Hotel Transilvania: Drácula reducido a la nada

Hace años que la cosa se ha convertido, si hablamos del cine de animación siendo una propuesta familiar, en los niños se tragan todo y da lo mismo, así que hagamos más llevadero a los padres lo de ir al cine a ver una de pequeños. Algo que, inevitablemente, nos lleva por un camino justito de ideas, un par de golpes graciosos, una técnica deslumbrante y poco más.
Hotel Transilvania es una película del montón. Genndy Tartakovsky, el director, amontona una cantidad improbable de escenas, las suelta a la velocidad del sonido y listo. Eso está muy bien aunque no logra tapar las carencias del guión, la eliminación de los personajes que se convierten en imágenes sin gran contenido y un vacío importante en el espectador que quiere ver cine aunque vaya acompañado de los niños.
La idea no es mala, pero la resolución se deja detrás lo fundamental. Esa acumulación de personajes reconocibles y tan llenos de sentido debería haberse convertido en una mina. Salvo un par de detalles todo se queda en una superficie insulsa.
Técnicamente, la película es fantástica.
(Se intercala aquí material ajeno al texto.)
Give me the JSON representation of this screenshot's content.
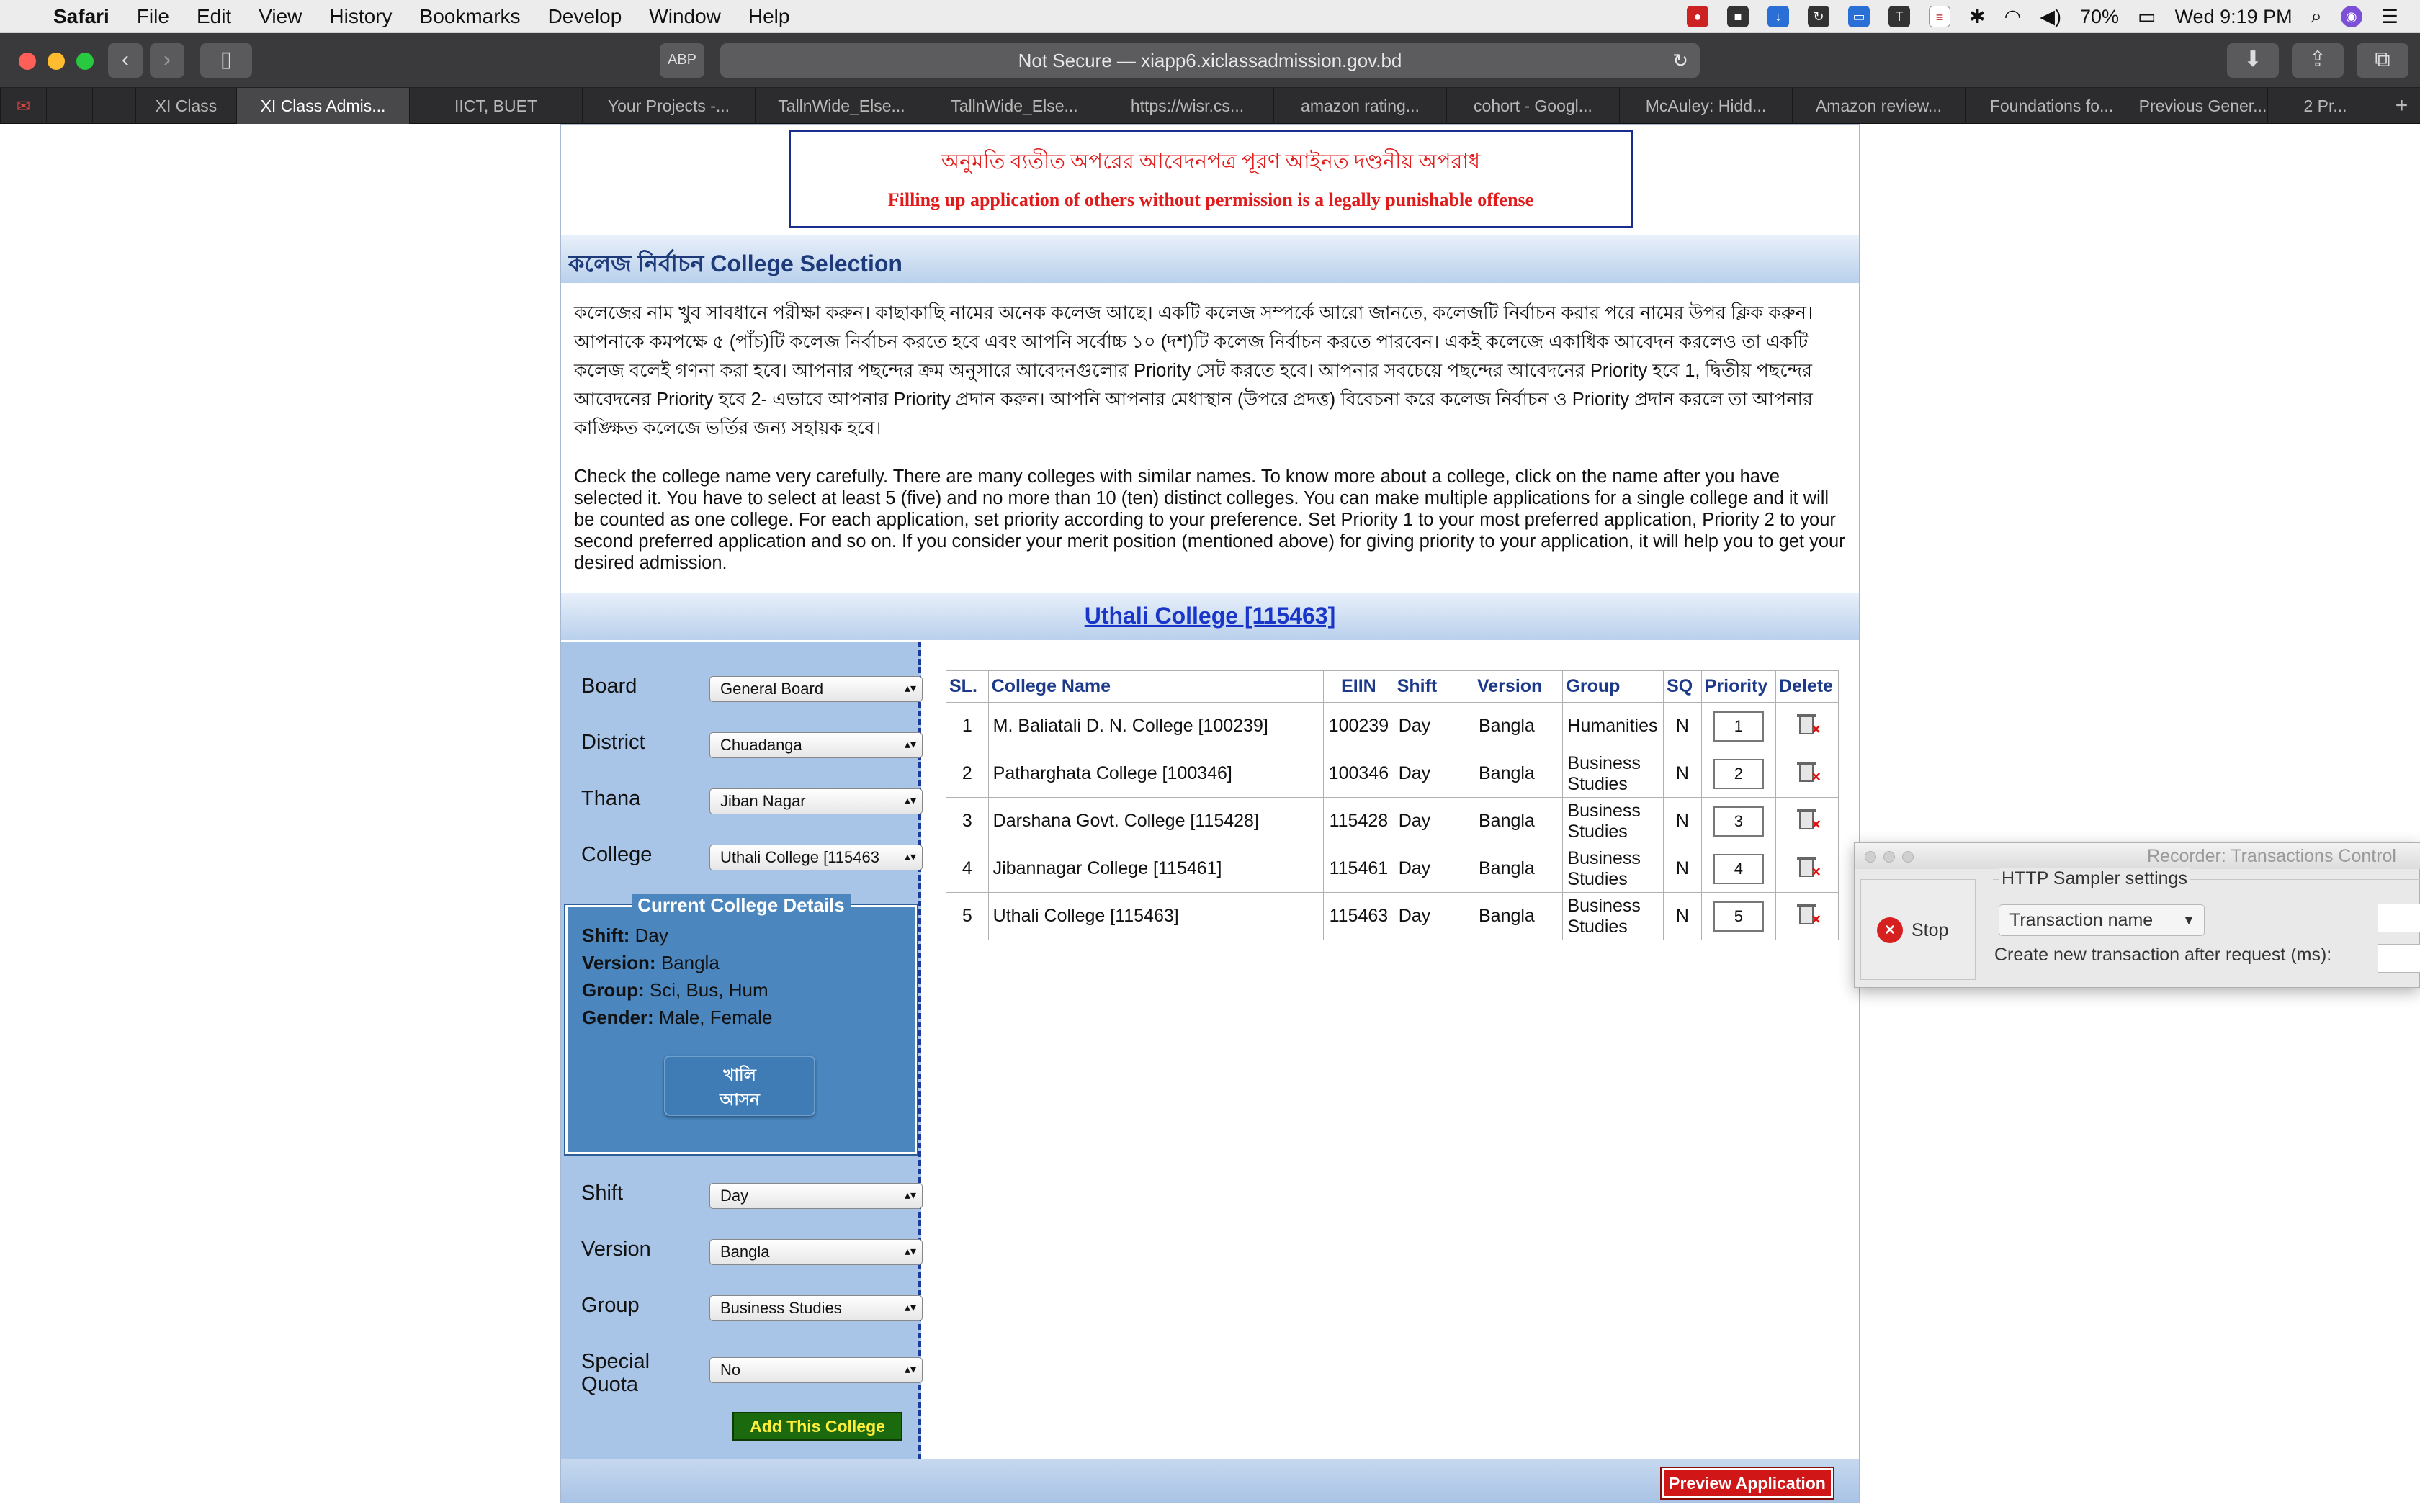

A eso no se le puede poner una sola pega. Aunque el mérito, sea lo que sea que se haga, comienza a ser irrelevante dado el nivel que la informática ha proporcionado a los profesionales de la animación. Sin perfección técnica, hoy, estás acabado.
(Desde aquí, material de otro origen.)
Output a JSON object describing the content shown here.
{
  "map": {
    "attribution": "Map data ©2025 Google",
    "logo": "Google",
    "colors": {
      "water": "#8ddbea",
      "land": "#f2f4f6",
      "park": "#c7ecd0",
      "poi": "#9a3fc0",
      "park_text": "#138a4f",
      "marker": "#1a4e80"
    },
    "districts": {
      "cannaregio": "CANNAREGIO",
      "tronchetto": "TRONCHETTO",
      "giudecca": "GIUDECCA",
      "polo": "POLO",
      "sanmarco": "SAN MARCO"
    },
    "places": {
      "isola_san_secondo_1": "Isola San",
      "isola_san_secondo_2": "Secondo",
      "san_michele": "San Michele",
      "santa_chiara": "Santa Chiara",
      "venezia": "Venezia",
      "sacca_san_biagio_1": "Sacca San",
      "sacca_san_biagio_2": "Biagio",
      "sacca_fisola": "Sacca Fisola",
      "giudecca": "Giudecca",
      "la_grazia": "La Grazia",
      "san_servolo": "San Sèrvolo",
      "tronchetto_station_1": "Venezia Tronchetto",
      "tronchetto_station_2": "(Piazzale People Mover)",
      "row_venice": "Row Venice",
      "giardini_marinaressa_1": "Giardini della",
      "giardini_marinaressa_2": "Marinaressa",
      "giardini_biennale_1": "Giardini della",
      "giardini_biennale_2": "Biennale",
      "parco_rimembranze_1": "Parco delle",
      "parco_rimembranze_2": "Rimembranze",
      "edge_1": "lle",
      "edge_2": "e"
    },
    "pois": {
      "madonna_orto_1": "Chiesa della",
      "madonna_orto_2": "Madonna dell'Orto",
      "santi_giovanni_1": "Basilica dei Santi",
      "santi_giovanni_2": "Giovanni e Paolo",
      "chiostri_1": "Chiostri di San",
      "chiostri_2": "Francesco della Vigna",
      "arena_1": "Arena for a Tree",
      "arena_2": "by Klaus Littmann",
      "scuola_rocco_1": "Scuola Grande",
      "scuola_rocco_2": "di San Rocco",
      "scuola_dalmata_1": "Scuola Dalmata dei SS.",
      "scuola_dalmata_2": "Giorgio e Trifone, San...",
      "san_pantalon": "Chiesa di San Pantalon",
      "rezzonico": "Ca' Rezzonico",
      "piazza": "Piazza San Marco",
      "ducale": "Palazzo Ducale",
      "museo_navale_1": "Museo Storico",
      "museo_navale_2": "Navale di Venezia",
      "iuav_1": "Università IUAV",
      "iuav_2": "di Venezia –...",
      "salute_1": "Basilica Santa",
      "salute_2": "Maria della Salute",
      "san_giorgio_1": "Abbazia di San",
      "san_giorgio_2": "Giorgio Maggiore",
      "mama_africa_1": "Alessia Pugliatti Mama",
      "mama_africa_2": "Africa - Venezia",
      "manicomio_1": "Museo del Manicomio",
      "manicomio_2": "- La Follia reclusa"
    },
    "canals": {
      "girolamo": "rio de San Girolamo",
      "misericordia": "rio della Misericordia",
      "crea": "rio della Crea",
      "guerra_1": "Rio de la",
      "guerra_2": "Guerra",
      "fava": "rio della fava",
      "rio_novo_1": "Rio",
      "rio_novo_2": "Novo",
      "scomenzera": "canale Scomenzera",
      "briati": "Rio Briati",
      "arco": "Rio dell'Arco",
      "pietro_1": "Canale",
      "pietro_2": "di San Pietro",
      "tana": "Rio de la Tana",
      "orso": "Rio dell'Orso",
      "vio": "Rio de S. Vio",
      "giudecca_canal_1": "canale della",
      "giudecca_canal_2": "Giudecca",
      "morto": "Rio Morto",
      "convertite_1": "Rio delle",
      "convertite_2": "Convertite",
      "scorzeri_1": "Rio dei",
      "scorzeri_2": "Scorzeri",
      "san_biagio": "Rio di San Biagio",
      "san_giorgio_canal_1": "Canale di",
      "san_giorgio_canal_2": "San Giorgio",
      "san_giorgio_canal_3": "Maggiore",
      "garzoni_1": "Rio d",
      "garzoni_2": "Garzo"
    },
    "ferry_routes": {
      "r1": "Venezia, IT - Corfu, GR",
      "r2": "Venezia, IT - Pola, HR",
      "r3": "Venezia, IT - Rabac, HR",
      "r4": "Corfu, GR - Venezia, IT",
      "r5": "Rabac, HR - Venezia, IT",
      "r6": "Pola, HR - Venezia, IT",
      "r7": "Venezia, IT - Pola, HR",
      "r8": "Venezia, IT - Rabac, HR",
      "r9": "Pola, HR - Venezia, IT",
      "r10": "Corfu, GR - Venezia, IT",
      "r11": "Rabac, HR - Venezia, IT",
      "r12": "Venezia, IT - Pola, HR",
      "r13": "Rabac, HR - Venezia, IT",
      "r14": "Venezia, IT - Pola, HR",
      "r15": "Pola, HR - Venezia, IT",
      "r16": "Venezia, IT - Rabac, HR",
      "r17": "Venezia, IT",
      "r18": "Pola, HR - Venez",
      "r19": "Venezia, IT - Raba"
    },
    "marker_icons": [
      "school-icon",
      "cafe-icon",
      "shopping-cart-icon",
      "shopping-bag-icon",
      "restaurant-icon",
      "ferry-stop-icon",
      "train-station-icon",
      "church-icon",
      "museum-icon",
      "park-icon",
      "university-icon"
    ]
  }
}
No falla. Si el guión lo firma un batalló, malo. En este caso son Kevin Hagerman, Dan Hagerman, Todd Durham, Peter Baynham y Robert Smigel los que lo hacen. Mucho arroz para tan poco pollo. Simple, ramplón y, en algún momento, excesivo para los niños por pesado y, al mismo tiempo, excesivo para los padres por pretencioso.
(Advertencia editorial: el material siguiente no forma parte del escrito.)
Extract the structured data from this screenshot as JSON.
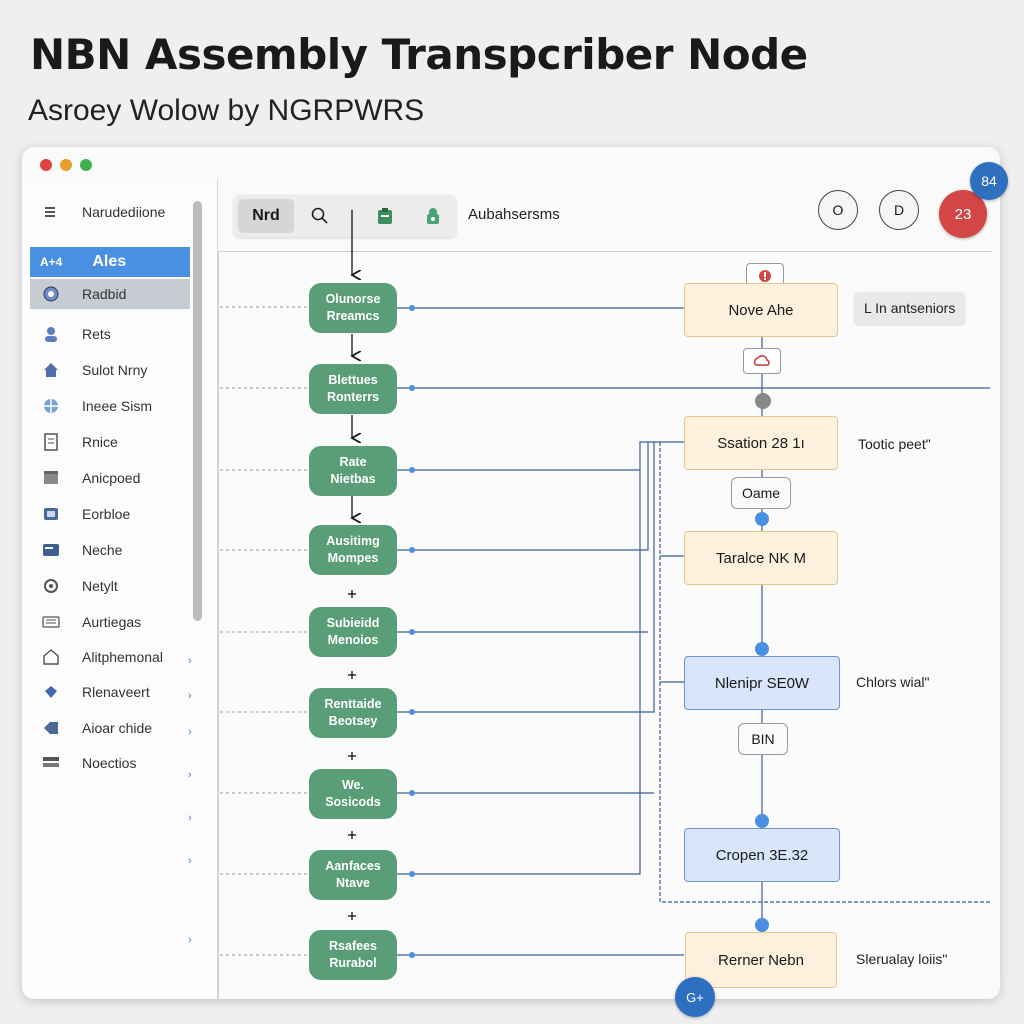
{
  "header": {
    "title": "NBN Assembly Transpcriber Node",
    "subtitle": "Asroey Wolow by NGRPWRS"
  },
  "sidebar": {
    "items": [
      {
        "label": "Narudediione",
        "icon": "menu-icon"
      },
      {
        "label": "Ales",
        "prefix": "A+4",
        "icon": "none"
      },
      {
        "label": "Radbid",
        "icon": "globe-icon"
      },
      {
        "label": "Rets",
        "icon": "person-icon"
      },
      {
        "label": "Sulot Nrny",
        "icon": "house-icon"
      },
      {
        "label": "Ineee Sism",
        "icon": "globe-icon"
      },
      {
        "label": "Rnice",
        "icon": "document-icon"
      },
      {
        "label": "Anicpoed",
        "icon": "box-icon"
      },
      {
        "label": "Eorbloe",
        "icon": "layers-icon"
      },
      {
        "label": "Neche",
        "icon": "card-icon"
      },
      {
        "label": "Netylt",
        "icon": "gear-icon"
      },
      {
        "label": "Aurtiegas",
        "icon": "keyboard-icon"
      },
      {
        "label": "Alitphemonal",
        "icon": "home-outline-icon"
      },
      {
        "label": "Rlenaveert",
        "icon": "diamond-icon"
      },
      {
        "label": "Aioar chide",
        "icon": "tag-icon"
      },
      {
        "label": "Noectios",
        "icon": "stack-icon"
      }
    ]
  },
  "toolbar": {
    "primary_label": "Nrd",
    "label": "Aubahsersms"
  },
  "header_buttons": {
    "btn1": "O",
    "btn2": "D",
    "red": "23",
    "corner_badge": "84",
    "bottom_badge": "G+"
  },
  "flow": {
    "left_nodes": [
      "Olunorse\nRreamcs",
      "Blettues\nRonterrs",
      "Rate\nNietbas",
      "Ausitimg\nMompes",
      "Subieidd\nMenoios",
      "Renttaide\nBeotsey",
      "We.\nSosicods",
      "Aanfaces\nNtave",
      "Rsafees\nRurabol"
    ],
    "right_nodes": [
      {
        "label": "Nove  Ahe",
        "style": "orange"
      },
      {
        "label": "Ssation 28 1ı",
        "style": "orange"
      },
      {
        "label": "Taralce NK M",
        "style": "orange"
      },
      {
        "label": "Nlenipr SE0W",
        "style": "blue"
      },
      {
        "label": "Cropen 3E.32",
        "style": "blue"
      },
      {
        "label": "Rerner Nebn",
        "style": "orange"
      }
    ],
    "pills": {
      "oame": "Oame",
      "bin": "BIN"
    },
    "side_labels": {
      "l1": "L In antseniors",
      "l2": "Tootic peet\"",
      "l3": "Chlors wial\"",
      "l4": "Slerualay loiis\""
    }
  }
}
La música, un ingrediente clásico y necesario en la animación y en una película de estas características que busca el triunfo, es un pequeño desastre. Busca más el lado cómico de los personajes que otra cosa. Como el guión. Y eso reduce a esos personajes a casi nada.
Si hay que destacar algo es el cambio en el ritmo narrativo que se produce mientras los monstruos juegan al bingo. Un golpe efectivo que funciona muy bien. El resto, como ya adelantaba antes, se cuenta a ritmo de locos, casi sin sentido.
La película se la tragan los niños sin inmutarse. Les parecerá divertida, seguro. Incluso a los padres que están tan hartos de hipotecas, recibos y noticias nefastas. Pero, al salir, si se piensa un poco sobre lo que se ha visto, la cosa se derrumba con facilidad pasmosa.
Estoy deseando que alguien ponga orden en el mundo de la animación, que alguien entienda que se puede hacer una gran taquilla con un poquito de hondura. Que alguien haga algo, hombre.